An American Indian powwow, traditional cuisine, crafts, a film and presentations by Kerry Bird and Rebecca Tsosie are among the highlights of Washington University’s American Indian Awareness Week March 17-22.
This year’s theme is “Carrying on the Wisdom of Our Ancestors.”
Bird is a senior consultant and human resources manager for ProGroup Inc. Tsosie is the Lincoln Professor of Native American Law and Ethics and executive director of the Indian Legal Program at Arizona State University.
The annual powwow and awareness week allow Washington University’s American Indian students to share their unique cultures with the rest of the campus and the St. Louis community. The events are free and open to the public.
The Kathryn M. Buder Center for American Indian Studies in the George Warren Brown School of Social Work, the School of Law and the American Indian Student Association are co-sponsoring the festival.
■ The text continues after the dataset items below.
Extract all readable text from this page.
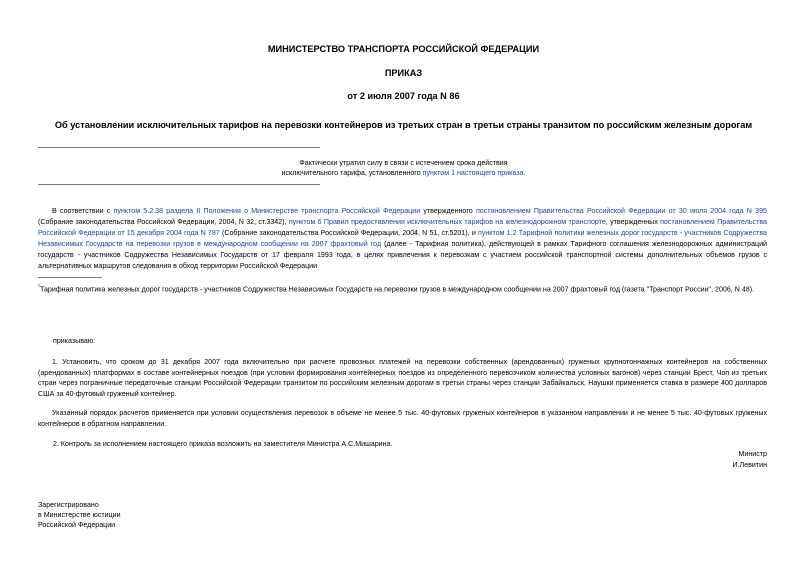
МИНИСТЕРСТВО ТРАНСПОРТА РОССИЙСКОЙ ФЕДЕРАЦИИ
ПРИКАЗ
от 2 июля 2007 года N 86
Об установлении исключительных тарифов на перевозки контейнеров из третьих стран в третьи страны транзитом по российским железным дорогам
Фактически утратил силу в связи с истечением срока действия
исключительного тарифа, установленного пунктом 1 настоящего приказа.

В соответствии с пунктом 5.2.38 раздела II Положения о Министерстве транспорта Российской Федерации утвержденного постановлением Правительства Российской Федерации от 30 июля 2004 года N 395 (Собрание законодательства Российской Федерации, 2004, N 32, ст.3342), пунктом 6 Правил предоставления исключительных тарифов на железнодорожном транспорте, утвержденных постановлением Правительства Российской Федерации от 15 декабря 2004 года N 787 (Собрание законодательства Российской Федерации, 2004, N 51, ст.5201), и пунктом 1.2 Тарифной политики железных дорог государств - участников Содружества Независимых Государств на перевозки грузов в международном сообщении на 2007 фрахтовый год (далее - Тарифная политика), действующей в рамках Тарифного соглашения железнодорожных администраций государств - участников Содружества Независимых Государств от 17 февраля 1993 года, в целях привлечения к перевозкам с участием российской транспортной системы дополнительных объемов грузов с альтернативных маршрутов следования в обход территории Российской Федерации

$^{^1}$Тарифная политика железных дорог государств - участников Содружества Независимых Государств на перевозки грузов в международном сообщении на 2007 фрахтовый год (газета "Транспорт России", 2006, N 48).

приказываю:

1. Установить, что сроком до 31 декабря 2007 года включительно при расчете провозных платежей на перевозки собственных (арендованных) груженых крупнотоннажных контейнеров на собственных (арендованных) платформах в составе контейнерных поездов (при условии формирования контейнерных поездов из определенного перевозчиком количества условных вагонов) через станции Брест, Чоп из третьих стран через пограничные передаточные станции Российской Федерации транзитом по российским железным дорогам в третьи страны через станции Забайкальск, Наушки применяется ставка в размере 400 долларов США за 40-футовый груженый контейнер.

Указанный порядок расчетов применяется при условии осуществления перевозок в объеме не менее 5 тыс. 40-футовых груженых контейнеров в указанном направлении и не менее 5 тыс. 40-футовых груженых контейнеров в обратном направлении.

2. Контроль за исполнением настоящего приказа возложить на заместителя Министра А.С.Мишарина.
Министр
И.Левитин
Зарегистрировано
в Министерстве юстиции
Российской Федерации
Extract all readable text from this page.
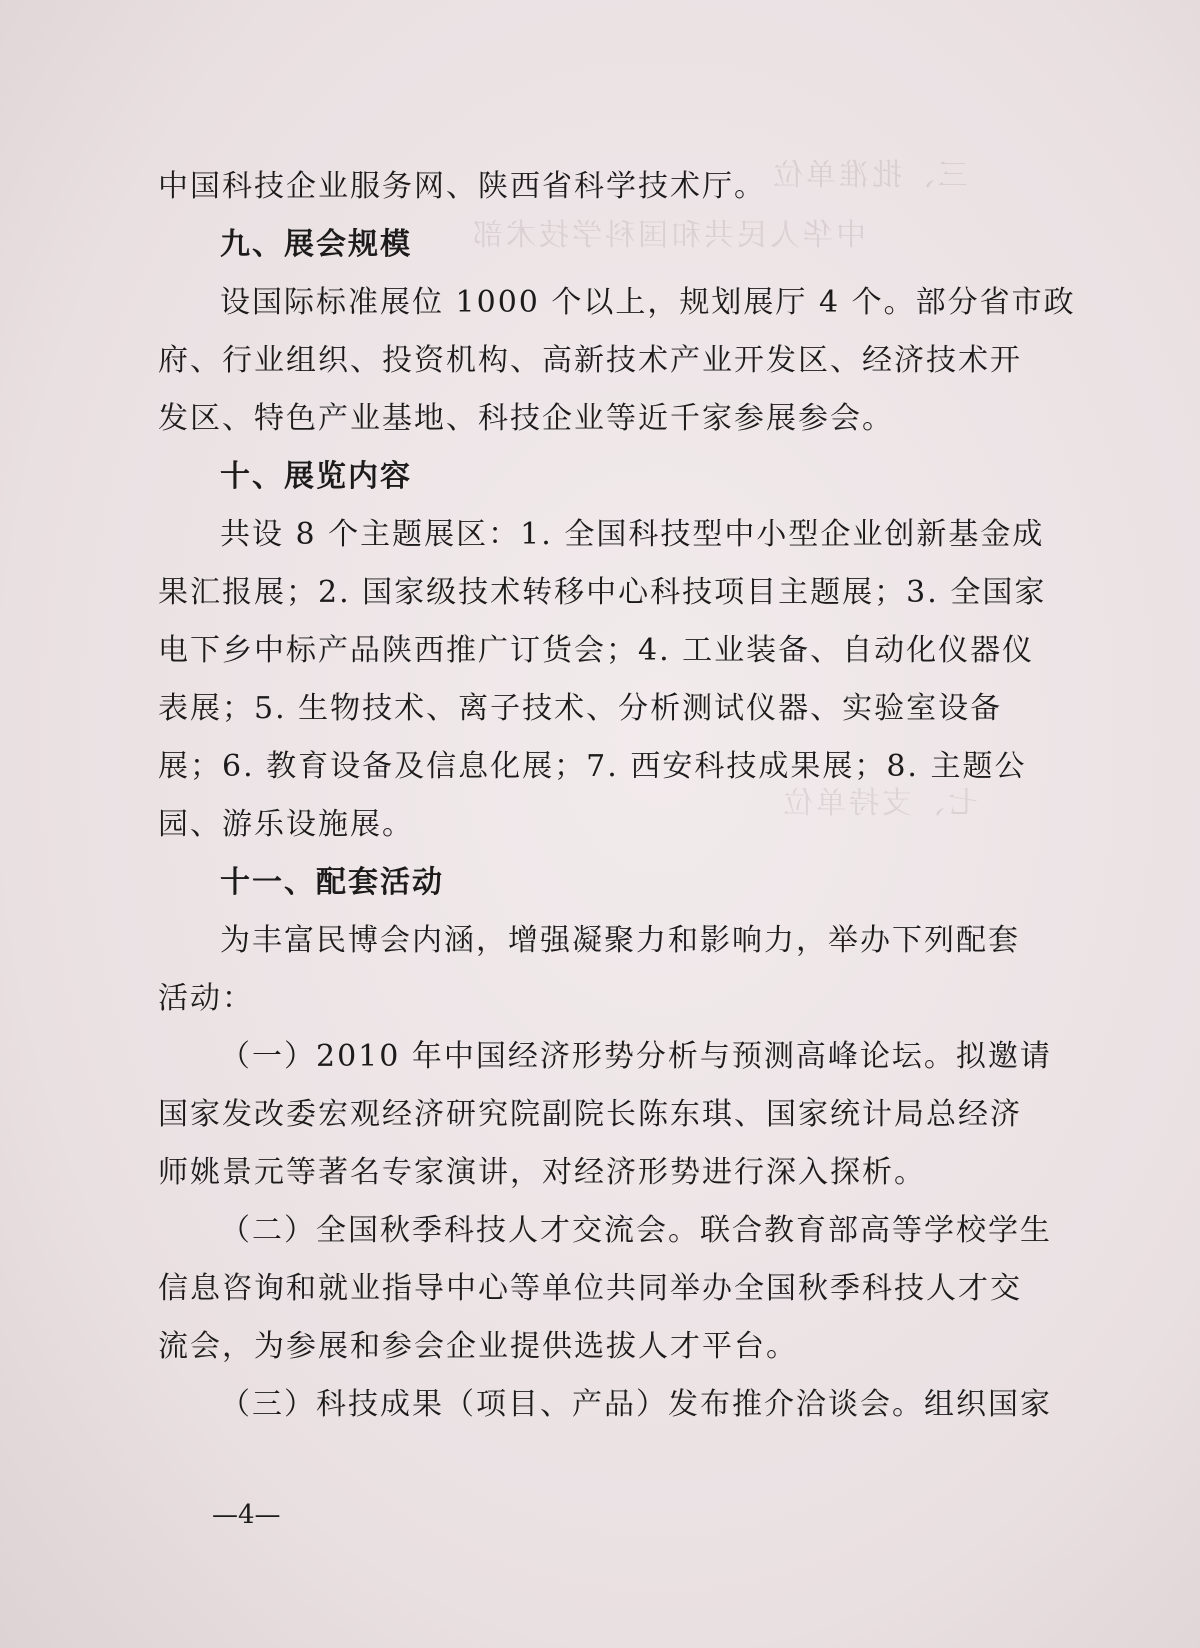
三、批准单位
中华人民共和国科学技术部
七、支持单位
中国科技企业服务网、陕西省科学技术厅。
九、展会规模
设国际标准展位 1000 个以上，规划展厅 4 个。部分省市政
府、行业组织、投资机构、高新技术产业开发区、经济技术开
发区、特色产业基地、科技企业等近千家参展参会。
十、展览内容
共设 8 个主题展区：1. 全国科技型中小型企业创新基金成
果汇报展；2. 国家级技术转移中心科技项目主题展；3. 全国家
电下乡中标产品陕西推广订货会；4. 工业装备、自动化仪器仪
表展；5. 生物技术、离子技术、分析测试仪器、实验室设备
展；6. 教育设备及信息化展；7. 西安科技成果展；8. 主题公
园、游乐设施展。
十一、配套活动
为丰富民博会内涵，增强凝聚力和影响力，举办下列配套
活动：
（一）2010 年中国经济形势分析与预测高峰论坛。拟邀请
国家发改委宏观经济研究院副院长陈东琪、国家统计局总经济
师姚景元等著名专家演讲，对经济形势进行深入探析。
（二）全国秋季科技人才交流会。联合教育部高等学校学生
信息咨询和就业指导中心等单位共同举办全国秋季科技人才交
流会，为参展和参会企业提供选拔人才平台。
（三）科技成果（项目、产品）发布推介洽谈会。组织国家
—4—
First-year GWB students Pamela Begay and Monique Giago are chairing the events.
On March 17, Buder Center students and staff will sponsor a sampling of traditional and contemporary American Indian foods — such as fry bread, wild rice and corn soup — from 11 a.m.-1 p.m. in the Goldfarb Hall Student Commons.
Bird, a GWB alumna tribally affiliated with the Sisseton-Wahpeton Dakota Lumbee, will present the Alumni Lecture from noon-1 p.m. March 18 in Brown Lounge in Brown Hall. A former president of the National Indian Education Association, Bird will address the importance of education in carrying on the wisdom of American Indian ancestors.
The Fast Runner will be the featured film from 6-9 p.m. March 19 in Goldfarb Hall, Room 359. This fictional movie follows the family life and struggles of an Inuit Clan in Northern Canada. A discussion will follow.
Tsosie, a member of the Yaqui Tribe, will speak on and discuss cultural heritage law from noon -1p.m. March 20 in the Bryan Cave Moot Courtroom in Anheuser-Busch Hall. A small lunch will be provided.
On March 21, the Buder Center will hold a seminar on creating American Indian arts and crafts. Visitors will learn how to make items such as beaded earrings, bracelets and necklaces.
American Indian Awareness Week culminates March 22 with the 13th annual powwow, a festival of American Indian dancing, singing, drumming, arts, crafts and food.
The powwow attracts more than 1,500 people from 10 states and will run from noon-10 p.m. in the Athletic Complex. The Intertribal and Contest Dancing will begin at 1 p.m. and 6 p.m.